Flounder like this are a common target for saltwater anglers.

  1. Flounder do not half-bury themselves in the sand, then sit there and wait for hours on end in camouflage mode. This is an unfortunate fallacy that’s about as widespread as any. Talk to divers, however (myself included), and they know from seeing it with their own eyes that flounder rarely sit in the same spot for more than a few minutes at a time. Even ones which are hunting near a wreck pop up and swim 10 or 20 feet at a time, quite often, visiting different sections of the wreck over and over again. How does knowing this help you, as an angler? Creeping a bait along waiting for a flounder to ambush is not the best tactic. You need to keep your offering on the move, covering lots of water and probing different areas until your lure or bait intersects with a fish.
  2. Lots of tiny red dots on the white underside of a flounder indicate fish making long voyages or migrations, perhaps due to continual transitions between swimming and sitting.
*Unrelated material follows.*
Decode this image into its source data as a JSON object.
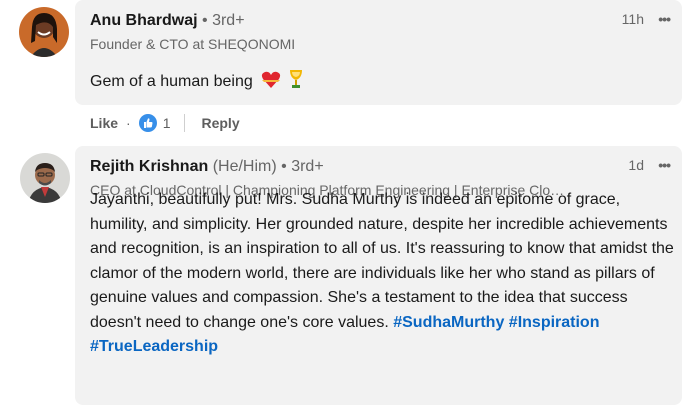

When you’re expecting the flounder to move inshore for the season and you catch fish in an inlet or pass with lots of red dots, you know they’re recent arrivals. If the inlet or pass doesn’t produce on your next trip, it lets you know that it’s time to move up inside the bay, to keep pace with the migrating fish.
  3. Flounder have sharp, triangular teeth, which they use to grip and pierce their pray. Once they have it in their jaws they shake rapidly – much as a dog would shake a small animal it caught to finish it off. This shaking feels like a rapid series of strikes, on your end of the line. Rear back when you feel it, and there’s a good chance you’ll rip the bait right out of the fish’s mouth. Wait, however, until you feel a rhythmic thump-thump-thump. This is the feeling you’ll detect on the end of the line when the flounder has finished shaking, sucked the bait all the way into its mouth, and has begun to swim away. Now’s the ideal moment to set that hook.